They were silent then for a time, each scanning the roadsides and the vista before them framed in drooping branches and enriched by springing sward.
"You seem to have a good deal of faith, Marietta," said he suddenly. "But you ain't much of a hand to talk about it."
"Course I got faith," she answered. "It ain't any use for anybody to tell me there ain't a good time coming. I don't have to conjure up some kind of a hope. I know."
"How do you know?" asked Jerry.
She gave a sudden irrepressible laugh.
"I guess it's because the sky is so pretty," she said. "Maybe the robins have got something to do with it. Days like this I feel as if I was right inside the pearly gates. I truly do."
They were entering the shade of evergreens that bordered the ravine road, where there were striated cliffs, and little runnels came trickling down to join the stream below.

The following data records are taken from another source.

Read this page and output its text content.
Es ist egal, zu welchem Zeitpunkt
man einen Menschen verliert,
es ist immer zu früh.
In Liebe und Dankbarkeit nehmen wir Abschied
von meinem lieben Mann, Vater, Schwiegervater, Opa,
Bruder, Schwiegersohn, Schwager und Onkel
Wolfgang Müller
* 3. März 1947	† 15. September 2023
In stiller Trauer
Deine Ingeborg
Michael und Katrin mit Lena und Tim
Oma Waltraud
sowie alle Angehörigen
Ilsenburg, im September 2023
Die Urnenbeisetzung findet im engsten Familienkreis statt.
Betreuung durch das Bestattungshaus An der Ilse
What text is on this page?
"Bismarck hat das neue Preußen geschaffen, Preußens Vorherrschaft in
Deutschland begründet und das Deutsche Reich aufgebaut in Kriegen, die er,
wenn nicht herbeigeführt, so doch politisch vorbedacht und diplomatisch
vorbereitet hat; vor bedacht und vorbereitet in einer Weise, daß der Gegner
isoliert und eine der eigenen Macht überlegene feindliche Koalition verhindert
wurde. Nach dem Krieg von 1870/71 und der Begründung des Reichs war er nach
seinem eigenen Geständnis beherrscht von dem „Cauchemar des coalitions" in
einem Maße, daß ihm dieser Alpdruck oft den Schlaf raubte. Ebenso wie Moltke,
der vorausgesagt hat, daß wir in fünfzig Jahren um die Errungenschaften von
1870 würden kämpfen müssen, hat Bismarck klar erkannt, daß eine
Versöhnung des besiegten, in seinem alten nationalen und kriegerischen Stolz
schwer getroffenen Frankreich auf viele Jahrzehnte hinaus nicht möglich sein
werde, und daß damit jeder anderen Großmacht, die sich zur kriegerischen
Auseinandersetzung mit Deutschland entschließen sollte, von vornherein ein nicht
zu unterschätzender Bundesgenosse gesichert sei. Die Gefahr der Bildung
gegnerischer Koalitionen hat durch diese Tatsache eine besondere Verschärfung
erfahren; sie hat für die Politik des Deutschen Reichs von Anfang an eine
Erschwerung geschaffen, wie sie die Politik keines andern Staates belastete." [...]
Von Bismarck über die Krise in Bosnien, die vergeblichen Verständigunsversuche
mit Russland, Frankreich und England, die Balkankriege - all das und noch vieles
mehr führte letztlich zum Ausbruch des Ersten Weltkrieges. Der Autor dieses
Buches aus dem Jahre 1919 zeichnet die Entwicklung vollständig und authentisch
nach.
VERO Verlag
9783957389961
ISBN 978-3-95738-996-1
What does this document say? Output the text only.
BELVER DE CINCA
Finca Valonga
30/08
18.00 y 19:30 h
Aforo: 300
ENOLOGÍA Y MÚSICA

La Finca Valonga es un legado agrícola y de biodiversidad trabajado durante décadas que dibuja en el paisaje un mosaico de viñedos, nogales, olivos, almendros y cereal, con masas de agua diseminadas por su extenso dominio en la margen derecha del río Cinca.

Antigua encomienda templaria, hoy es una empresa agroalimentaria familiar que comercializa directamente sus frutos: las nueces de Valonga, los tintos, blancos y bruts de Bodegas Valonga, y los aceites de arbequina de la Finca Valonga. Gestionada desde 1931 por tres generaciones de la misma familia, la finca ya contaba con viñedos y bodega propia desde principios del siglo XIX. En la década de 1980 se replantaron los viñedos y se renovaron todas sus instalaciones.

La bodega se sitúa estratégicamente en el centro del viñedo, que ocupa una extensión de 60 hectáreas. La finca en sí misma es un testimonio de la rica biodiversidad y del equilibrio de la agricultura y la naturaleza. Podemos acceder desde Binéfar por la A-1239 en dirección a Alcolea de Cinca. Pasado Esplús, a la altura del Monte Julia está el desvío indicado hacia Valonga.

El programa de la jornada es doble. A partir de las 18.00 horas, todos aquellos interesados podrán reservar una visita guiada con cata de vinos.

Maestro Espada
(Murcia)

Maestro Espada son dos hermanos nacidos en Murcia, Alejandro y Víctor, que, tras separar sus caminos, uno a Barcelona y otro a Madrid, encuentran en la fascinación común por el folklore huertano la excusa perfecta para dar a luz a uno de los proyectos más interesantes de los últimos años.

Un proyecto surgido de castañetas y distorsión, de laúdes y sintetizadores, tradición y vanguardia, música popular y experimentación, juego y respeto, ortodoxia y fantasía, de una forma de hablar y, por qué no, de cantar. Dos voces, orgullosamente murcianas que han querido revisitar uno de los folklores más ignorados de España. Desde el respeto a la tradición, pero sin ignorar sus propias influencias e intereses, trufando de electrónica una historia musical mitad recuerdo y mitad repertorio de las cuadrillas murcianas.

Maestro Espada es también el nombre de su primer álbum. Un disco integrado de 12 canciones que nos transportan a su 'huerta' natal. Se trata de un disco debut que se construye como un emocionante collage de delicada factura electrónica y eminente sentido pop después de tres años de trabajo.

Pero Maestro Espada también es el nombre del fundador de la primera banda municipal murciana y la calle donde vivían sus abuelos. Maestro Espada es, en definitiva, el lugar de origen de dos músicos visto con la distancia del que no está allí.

"I guess there ain't a spot round here that means more to folks in our neighborhood than this," said Marietta. "Remember the time somebody wanted to name it 'Picnic Road'? There were seventeen picnics that summer, if I recollect, all in our set."
"Yes," said Jerry. He remembered his poem about the "awesome amphitheatre nature wrought," and wondered if Marietta also recalled it and would quote some of it. But she only said:—
"That kind of a round where we used to eat our suppers is about the prettiest spot I ever see. That's where I'm going to set up my tent whilst you're making your call. When you come back you can poke right on in there and 'coot,' and I'll answer."